I slipped the straps from my shoulders.

The dress pooled at my feet.

I stood there naked in a public dressing room with a curtain cracked wide enough to be scandal and not quite wide enough to be stopped.

And he watched me like I was something holy.

“Put your dress back on,” he said finally. “No panties. Nothing else.”

I did.

Each movement felt like a performance now. Every inch I pulled it back over my body, I did for him.

“Next,” he said, voice low and even, “you’ll walk two blocks east. There’s an alley behind the wine bar. You’ll find a small gate. Unlocked.”

My pulse spiked.

“What’s there?”

“You,” he said. “On your knees. Against the wall.”

My thighs clenched.

“Touch yourself,” he said. “Just until I say stop.”

My breath hitched.

“In public?”

“In shadow,” he said. “But yes.”

A pause.

“Do you trust me?”

God help me.

“Yes.”

“Then go.”

I walked.

Past couples clinking glasses. Past music and neon and the hum of ordinary life.

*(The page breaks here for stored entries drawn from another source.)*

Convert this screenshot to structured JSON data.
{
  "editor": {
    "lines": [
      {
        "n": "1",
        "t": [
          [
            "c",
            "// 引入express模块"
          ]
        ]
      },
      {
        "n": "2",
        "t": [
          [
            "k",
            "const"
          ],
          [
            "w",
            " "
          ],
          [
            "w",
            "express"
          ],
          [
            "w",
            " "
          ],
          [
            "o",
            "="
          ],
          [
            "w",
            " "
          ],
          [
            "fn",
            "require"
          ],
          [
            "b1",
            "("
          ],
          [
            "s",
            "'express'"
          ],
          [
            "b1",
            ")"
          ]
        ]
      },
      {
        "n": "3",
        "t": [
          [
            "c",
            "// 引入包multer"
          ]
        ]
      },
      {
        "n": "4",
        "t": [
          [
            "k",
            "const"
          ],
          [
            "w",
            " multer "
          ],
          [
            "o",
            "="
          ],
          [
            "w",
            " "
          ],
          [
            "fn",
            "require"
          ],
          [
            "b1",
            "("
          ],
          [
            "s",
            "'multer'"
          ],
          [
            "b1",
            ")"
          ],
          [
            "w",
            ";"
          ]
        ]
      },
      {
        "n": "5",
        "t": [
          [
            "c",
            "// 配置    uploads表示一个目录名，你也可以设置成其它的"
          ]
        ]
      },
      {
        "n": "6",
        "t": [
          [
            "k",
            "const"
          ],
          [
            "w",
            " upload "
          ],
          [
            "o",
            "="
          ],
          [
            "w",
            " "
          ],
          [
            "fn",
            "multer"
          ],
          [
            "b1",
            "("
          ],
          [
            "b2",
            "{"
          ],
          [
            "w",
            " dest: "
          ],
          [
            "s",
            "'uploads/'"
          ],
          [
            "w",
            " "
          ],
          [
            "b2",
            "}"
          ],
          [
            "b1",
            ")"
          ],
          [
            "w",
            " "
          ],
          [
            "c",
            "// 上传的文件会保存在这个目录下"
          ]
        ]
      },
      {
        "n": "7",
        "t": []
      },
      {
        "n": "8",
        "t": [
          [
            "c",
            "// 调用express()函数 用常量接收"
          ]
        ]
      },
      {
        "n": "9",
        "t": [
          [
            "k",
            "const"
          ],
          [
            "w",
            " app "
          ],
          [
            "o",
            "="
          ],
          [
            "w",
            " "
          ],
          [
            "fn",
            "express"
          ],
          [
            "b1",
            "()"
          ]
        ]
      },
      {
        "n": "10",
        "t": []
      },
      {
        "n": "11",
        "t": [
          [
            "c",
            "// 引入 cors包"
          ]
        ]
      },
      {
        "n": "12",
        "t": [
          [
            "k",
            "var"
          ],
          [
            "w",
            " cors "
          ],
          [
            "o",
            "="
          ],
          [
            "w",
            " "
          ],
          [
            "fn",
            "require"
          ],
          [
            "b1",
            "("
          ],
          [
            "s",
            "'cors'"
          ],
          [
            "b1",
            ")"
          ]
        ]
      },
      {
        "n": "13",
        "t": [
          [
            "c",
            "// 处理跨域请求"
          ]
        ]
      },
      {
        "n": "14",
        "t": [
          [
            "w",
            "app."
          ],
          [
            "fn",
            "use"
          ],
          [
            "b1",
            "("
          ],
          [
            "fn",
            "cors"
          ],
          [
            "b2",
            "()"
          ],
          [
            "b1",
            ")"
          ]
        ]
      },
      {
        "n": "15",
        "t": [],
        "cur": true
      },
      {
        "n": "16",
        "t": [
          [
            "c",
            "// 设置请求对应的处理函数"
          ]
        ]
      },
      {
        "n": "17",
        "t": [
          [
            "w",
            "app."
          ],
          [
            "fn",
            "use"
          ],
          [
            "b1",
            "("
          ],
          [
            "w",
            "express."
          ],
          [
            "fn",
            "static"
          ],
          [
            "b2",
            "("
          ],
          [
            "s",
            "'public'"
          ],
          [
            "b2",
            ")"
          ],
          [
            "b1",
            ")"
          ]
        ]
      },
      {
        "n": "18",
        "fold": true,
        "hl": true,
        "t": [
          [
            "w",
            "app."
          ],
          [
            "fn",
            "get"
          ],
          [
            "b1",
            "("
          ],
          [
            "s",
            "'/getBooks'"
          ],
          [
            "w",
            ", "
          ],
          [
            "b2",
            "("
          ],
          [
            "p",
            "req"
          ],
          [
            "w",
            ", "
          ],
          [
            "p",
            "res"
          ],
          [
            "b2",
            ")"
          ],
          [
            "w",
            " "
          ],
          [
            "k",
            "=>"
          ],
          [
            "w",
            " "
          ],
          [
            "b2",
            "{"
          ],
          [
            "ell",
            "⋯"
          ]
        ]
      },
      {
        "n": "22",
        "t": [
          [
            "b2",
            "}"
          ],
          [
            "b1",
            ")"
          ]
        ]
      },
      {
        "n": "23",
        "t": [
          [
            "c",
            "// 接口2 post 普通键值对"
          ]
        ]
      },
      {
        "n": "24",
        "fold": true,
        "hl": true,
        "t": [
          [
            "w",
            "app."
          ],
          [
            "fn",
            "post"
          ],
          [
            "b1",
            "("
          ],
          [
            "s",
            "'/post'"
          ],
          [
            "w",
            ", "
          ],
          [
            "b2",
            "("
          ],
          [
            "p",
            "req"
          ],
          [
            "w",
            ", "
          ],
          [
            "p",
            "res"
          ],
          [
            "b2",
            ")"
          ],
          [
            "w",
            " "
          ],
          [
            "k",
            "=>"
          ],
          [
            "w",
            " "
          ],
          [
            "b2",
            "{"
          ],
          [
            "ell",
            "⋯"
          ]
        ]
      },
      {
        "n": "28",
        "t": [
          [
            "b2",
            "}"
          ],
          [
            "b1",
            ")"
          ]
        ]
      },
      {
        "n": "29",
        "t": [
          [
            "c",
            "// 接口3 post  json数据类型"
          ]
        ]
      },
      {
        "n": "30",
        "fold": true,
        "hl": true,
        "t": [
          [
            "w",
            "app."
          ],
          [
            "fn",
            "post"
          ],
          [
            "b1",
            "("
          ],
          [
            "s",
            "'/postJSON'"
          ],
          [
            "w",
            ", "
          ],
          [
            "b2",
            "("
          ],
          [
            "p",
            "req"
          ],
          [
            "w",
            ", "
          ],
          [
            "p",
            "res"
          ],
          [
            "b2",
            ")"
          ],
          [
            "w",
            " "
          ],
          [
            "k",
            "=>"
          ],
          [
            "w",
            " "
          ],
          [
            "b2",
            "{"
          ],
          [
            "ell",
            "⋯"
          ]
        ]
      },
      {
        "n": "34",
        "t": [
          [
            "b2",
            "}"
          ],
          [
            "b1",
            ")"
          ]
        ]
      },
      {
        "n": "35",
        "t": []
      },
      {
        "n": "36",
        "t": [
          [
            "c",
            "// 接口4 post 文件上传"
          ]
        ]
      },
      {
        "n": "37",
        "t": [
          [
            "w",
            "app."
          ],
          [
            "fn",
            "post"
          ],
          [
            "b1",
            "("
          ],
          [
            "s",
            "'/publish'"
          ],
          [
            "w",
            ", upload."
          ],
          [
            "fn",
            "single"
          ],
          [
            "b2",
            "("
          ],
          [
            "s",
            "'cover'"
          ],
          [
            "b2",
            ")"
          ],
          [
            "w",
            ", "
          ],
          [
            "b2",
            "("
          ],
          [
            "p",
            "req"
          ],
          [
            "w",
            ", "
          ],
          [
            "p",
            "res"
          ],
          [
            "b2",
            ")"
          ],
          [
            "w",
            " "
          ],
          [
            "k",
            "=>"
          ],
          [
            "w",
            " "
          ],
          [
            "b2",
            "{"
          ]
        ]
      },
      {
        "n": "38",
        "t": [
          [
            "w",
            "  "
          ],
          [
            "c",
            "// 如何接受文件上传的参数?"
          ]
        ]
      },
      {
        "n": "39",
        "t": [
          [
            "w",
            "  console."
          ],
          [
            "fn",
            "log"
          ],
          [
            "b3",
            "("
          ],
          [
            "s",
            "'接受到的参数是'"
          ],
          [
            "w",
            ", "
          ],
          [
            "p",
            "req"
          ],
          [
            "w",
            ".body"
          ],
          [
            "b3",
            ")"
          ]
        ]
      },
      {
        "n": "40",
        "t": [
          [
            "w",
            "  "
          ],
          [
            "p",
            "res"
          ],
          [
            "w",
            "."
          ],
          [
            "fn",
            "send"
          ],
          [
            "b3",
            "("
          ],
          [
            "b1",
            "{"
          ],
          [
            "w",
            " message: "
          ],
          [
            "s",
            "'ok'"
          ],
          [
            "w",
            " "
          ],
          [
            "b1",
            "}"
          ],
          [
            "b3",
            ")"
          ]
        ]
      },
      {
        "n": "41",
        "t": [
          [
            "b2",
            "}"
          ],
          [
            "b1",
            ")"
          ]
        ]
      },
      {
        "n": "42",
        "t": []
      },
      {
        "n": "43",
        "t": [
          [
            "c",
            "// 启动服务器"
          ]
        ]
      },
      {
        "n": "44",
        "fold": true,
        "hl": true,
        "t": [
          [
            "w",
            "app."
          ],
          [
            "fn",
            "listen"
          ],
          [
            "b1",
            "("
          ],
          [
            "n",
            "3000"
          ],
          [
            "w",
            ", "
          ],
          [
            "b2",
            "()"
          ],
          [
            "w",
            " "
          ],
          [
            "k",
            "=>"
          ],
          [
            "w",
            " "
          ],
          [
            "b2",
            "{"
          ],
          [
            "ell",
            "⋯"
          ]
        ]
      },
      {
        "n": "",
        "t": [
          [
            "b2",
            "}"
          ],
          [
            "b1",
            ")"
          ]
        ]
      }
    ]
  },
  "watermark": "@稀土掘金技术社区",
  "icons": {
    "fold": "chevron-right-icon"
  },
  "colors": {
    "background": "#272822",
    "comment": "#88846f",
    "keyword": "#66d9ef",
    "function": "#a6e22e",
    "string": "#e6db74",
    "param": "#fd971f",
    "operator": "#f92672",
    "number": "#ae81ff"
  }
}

But nothing about this was ordinary. Not the throb between my legs. Not the wet heat soaking through the dress. Not the knowledge that he could be anywhere—ten feet away or watching through a screen—controlling everything.

I found the alley. Found the gate. It opened with a soft metallic creak.

Inside, warm walls. Faint music. Shadows.

“Stop,” he said.

I faced the wall.

Put my hands flat against it.

The breeze lifted my hem.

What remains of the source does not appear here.